Jeramaz said he believes organic farming methods have allowed the winery to better maintain its vineyards without chemicals, extending the lifespans of the vines beyond that of conventionally farmed vines. All of Grgich Hills’ vineyards are 30 years old or older; the oldest is 120 years old.
“I will never say that being organic means that we’re better than our conventionally grown neighbors,” Jeramaz said. “But every year, the vineyards age, and we always believe older vineyards produce more profound quality.”
The nature of organic farming means it can be more labor intensive – and more costly. But there are ways to mitigate that, Clif Family Winery Winemaker Laura Barrett said. And she believes the extra effort she puts into managing the winery’s budget is worth it.

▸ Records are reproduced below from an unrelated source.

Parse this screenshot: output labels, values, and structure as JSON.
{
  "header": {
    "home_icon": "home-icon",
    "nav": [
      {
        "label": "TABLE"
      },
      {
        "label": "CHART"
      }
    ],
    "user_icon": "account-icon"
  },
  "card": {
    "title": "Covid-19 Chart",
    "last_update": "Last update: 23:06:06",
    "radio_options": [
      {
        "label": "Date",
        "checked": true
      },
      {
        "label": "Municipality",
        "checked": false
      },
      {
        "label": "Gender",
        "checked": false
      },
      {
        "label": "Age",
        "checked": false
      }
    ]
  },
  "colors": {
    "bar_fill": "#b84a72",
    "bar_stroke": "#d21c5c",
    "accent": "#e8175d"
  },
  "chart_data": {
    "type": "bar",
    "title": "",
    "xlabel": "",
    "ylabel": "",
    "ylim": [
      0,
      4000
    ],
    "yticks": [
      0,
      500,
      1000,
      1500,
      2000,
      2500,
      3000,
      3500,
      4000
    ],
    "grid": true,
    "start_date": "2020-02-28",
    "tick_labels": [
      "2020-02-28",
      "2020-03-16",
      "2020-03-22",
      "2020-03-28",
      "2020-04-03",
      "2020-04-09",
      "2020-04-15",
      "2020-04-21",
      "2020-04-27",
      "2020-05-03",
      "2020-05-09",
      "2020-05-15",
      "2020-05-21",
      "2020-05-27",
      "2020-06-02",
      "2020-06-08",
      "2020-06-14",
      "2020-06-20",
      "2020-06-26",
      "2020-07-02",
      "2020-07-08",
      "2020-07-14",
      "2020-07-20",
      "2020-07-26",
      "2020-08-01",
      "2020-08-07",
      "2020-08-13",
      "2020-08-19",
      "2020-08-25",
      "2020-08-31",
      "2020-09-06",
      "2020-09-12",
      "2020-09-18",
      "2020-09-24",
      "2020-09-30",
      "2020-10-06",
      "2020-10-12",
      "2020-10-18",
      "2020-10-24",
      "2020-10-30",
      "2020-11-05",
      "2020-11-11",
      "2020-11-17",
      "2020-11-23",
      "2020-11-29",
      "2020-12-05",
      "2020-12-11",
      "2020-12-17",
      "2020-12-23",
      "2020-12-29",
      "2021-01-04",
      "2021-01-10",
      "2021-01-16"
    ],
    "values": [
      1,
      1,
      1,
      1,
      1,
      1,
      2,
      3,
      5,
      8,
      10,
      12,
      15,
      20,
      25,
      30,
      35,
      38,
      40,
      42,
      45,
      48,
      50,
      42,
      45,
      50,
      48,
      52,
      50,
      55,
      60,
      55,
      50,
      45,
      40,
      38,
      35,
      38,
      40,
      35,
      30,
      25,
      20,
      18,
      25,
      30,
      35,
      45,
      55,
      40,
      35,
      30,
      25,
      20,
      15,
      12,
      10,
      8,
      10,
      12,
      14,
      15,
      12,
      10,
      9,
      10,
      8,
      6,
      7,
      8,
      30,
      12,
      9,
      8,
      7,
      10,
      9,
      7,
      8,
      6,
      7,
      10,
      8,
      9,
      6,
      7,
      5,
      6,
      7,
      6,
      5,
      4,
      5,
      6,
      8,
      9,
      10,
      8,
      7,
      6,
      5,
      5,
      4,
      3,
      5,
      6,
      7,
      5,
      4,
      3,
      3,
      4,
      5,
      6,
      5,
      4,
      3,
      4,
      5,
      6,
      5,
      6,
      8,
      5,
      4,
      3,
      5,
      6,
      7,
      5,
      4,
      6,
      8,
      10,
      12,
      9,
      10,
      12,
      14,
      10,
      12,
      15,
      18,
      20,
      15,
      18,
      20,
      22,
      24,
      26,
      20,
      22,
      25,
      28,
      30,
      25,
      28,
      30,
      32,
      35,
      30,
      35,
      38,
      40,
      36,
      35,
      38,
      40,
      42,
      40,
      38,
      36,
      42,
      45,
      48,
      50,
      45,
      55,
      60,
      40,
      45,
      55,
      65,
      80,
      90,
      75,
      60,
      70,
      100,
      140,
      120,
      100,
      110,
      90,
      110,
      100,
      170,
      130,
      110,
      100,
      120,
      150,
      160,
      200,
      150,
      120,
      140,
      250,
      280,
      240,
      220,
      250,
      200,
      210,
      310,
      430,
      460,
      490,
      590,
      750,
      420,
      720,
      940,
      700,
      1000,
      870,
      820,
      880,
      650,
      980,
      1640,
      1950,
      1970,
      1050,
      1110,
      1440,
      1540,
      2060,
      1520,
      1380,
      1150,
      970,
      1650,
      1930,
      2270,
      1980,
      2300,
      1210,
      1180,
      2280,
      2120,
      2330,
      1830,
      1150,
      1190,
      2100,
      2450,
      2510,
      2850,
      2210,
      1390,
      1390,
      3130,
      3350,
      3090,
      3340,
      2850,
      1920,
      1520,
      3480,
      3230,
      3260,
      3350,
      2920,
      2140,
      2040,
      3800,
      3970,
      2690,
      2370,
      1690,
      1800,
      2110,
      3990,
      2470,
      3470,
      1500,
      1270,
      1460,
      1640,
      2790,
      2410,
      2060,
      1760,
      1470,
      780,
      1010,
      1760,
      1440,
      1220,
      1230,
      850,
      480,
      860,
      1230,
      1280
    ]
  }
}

“I’ve been on conventional vineyards during the winter and you look out and see orange stripes under vines—that’s roundup,” Bartlett said. “We have people working in that vineyard, people like me who walk that vineyard and then walk into my home with my children. And the implications of (those chemicals) in wine – it just feels better to work in a vineyard without it.”
Anderson estimates that organics, whether ingredient-based or wine itself, account for around 10 percent of wine industry sales. Demand is slowly growing, he said.
“I don’t think it’s as common as we’d like it to be,” Williams said, of demand for organics. But he senses more interest – just last year, 300 industry members attended a seminar on compost at Frog’s Leap.
“That would have been inconceivable when my dad (started farming organically) 30 years ago,” he said. “I think now people are curious about the ‘how’.”